Высокий араб по‑доброму улыбнулся.
- Кстати, его звали Ильяс, как вас. Наверное, это арабское имя, но оно популярно у татар - моего народа. Видимо, потому что мы мусульмане.
- Эмм… Ильяс - традиционное имя у арабских христиан,- удивленно поднял брови ливанец.
- А среди арабов есть христиане? - ещё выше него подняла свои брови девушка, отражая искреннюю улыбку собеседника из зеркала.
- Конечно, есть.
- Ого. И вы тоже?
- Ну да.
- Интересно. Хорошо, что мой дедушка так и не узнал про своё имя,- уже почти засмеялась девушка.
- Имя как имя,- деланно обиделся Ильяс.
- Ой, извините,- по‑детски во весь рот улыбнулась та.- Просто вы бы знали моего дедушку!
Дальше они перешли на разговор о лучших клубах в Дубае и о том, в какую страну лучше полететь на грядущие праздничные выходные. Говорили долго. Когда мастер смыл краску с волос девушки, подстриг и высушил их, оказалось, что она стала почти блондинкой.
Приключения в Нью-Йорке
Что именно ощущала в тот момент, помню смутно. Проходя все эти тренинги по развитию личности, свои дневники удалила или сожгла - только вперёд, к новой себе. Поэтому шпаргалок не осталось. Хотя писать с недавнего времени стараюсь много.
Помню направленный одновременно в разные стороны, безумный взгляд Андрея. Стекающую изо рта слюну, падающую под ярким светом в коридоре прямиком на мой чемодан. Наш друг не давал выйти из его только что отремонтированной квартиры на окраине Нью‑Йорка:
- Зачем ты это делаешь? Тебе что, здесь негде спать?
А потом с капризными ребяческими нотками:
- Я вас просто не выпущу! Не хочу оставаться один!
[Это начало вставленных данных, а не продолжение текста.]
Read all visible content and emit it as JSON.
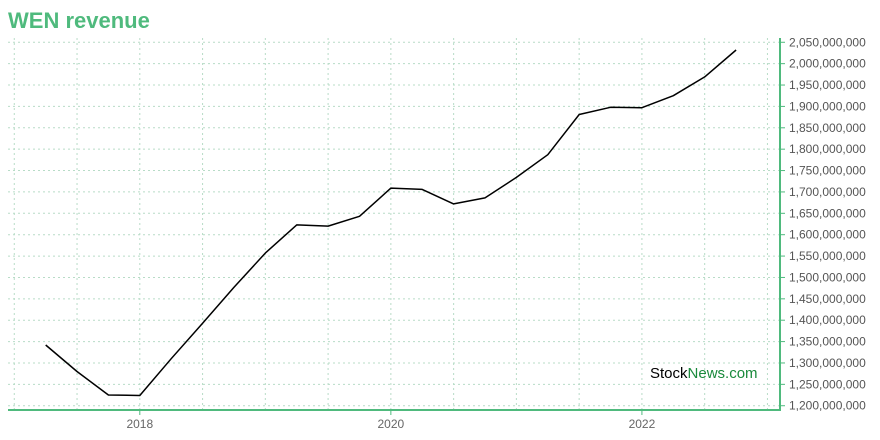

Помню, как глыба мощного тела Андрея падала рядом с дверью, как он хватал свою подружку Лорену за ноги, валил, брал за горло. Как я прыгала вокруг них: «Ну не деритесь».
За пару часов до этого мы втроём баловались спиритическим сеансом, предварительно выпив пару бутылок виски. В молодого человека словно бы вселялись бесы и демоны и разговаривали с нами (выглядел он при этом так же: взгляд, слюна). Бесы говорили, что я красивая, буду всю долгую жизнь счастливой и здоровой, стану поздней мамой мальчика и девочки, очень мной любимых. Мальчика назову в честь первого мужа, видимо, подразумевался и второй супруг. Что писателем мне не быть, зато есть все шансы стать президентом своей страны. Ещё демон спрашивал, нравится ли мне Андрей как мужчина. Предупредительно на английском, чтобы и Лорена понимала. Наверное, нравился - на вопрос духа я отшутилась.
Хотя единственный вопрос, который я задала сама: не будет ли в России войны или революции в ближайшие десять лет. Сказали, что нет. Только потом, в 2038 году, но лично на моей жизни это не скажется.
На тот момент я уже ушла с работы в мегакрутой корпорации, много путешествовала и читала, хотела писать книгу о личностном развитии и росте. Непривычно считала и тщательно планировала расходы. Комфорту, как в былые студенческие годы, предпочитала свободу и общение со странноватыми товарищами. Почти всегда это выливалось во что‑нибудь небезопасное и смешное.
В этот раз остановилась у старых приятелей на несколько дней по пути на фестиваль голографического коучинга в Перу. Всё шло хорошо, пока Андрей не проснулся среди ночи и не стал ползать по квартире, вереща на непонятном языке. Лорена говорила, что это нормально, он скоро уснёт. Сама нетерпеливо собиралась к какому‑то другому любовнику на ночь. Я решила, что тоже, пожалуй, пойду. Чемодан был собран, только бросила в него недочитанную книгу, селфи‑палку, зарядку для телефона и туфли, которые забрала в тот день из ремонта рядом с их домом. Проверила, на месте ли телефон и паспорт. Накинула прямо на пижаму висящую у входа кожаную куртку и влезла в разношенные удобные лоферы.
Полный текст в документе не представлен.